KANSAS CITY, Mo. — Concerns over the Avian Influenza, or bird flu, are growing on both sides of the state line in Kansas and Missouri.
Cases of the bird flu have been found in wild birds in Missouri, along with a commercial flock in the southeast part of the state.
The virus, which is deadly to birds, was also confirmed in a backyard flock in Franklin County, Kansas.
Concerns over the spread of the bird flu began in February.
The virus infected a commercial turkey flock in Indiana. The 29,000 turkeys were killed to prevent further spread of the virus.
At the Kansas City Zoo, staff are taking a pro-active approach to prevent birds from being exposed.
KC Zoo CEO Sean Putney, said staff have removed some birds from exhibits that do not provide an outdoor barrier to prevent other birds from coming into contact, like the Trumpeter Swan.

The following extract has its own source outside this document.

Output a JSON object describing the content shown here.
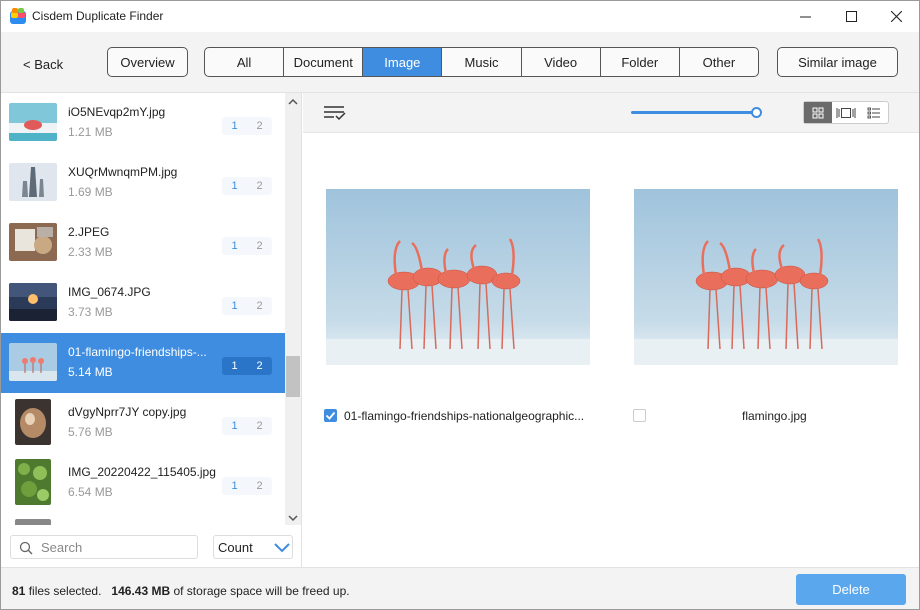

"As this disease develops or it doesn't develop, we will make some changes depending on what we are seeing," Putney said. "This is a very deadly disease to birds, some birds are just carriers of it, but we wanted to make sure that the birds that are within the zoo weren't going to be affected."
It's the right move, according to experts at Kansas State University.
Dr. Juergen Richt, director of the Center of Excellence for Emerging and Zoonotic Animal Diseases at Kansas State University, said biosecurity, such as limiting contact, is the best way to protect animals.
"Right now, vaccines are not used, there are vaccines against Avian Flu, but they are not used in the United States," Richt said.
Putney said the zoo didn't have to move birds indoors seven years ago when the Avian Flu became concerning because cases weren't as close to Kansas City.
His staff will continue monitoring cases and decide when it's safe to move birds back outdoors.
He said that could potentially be in late spring if the spread calms down.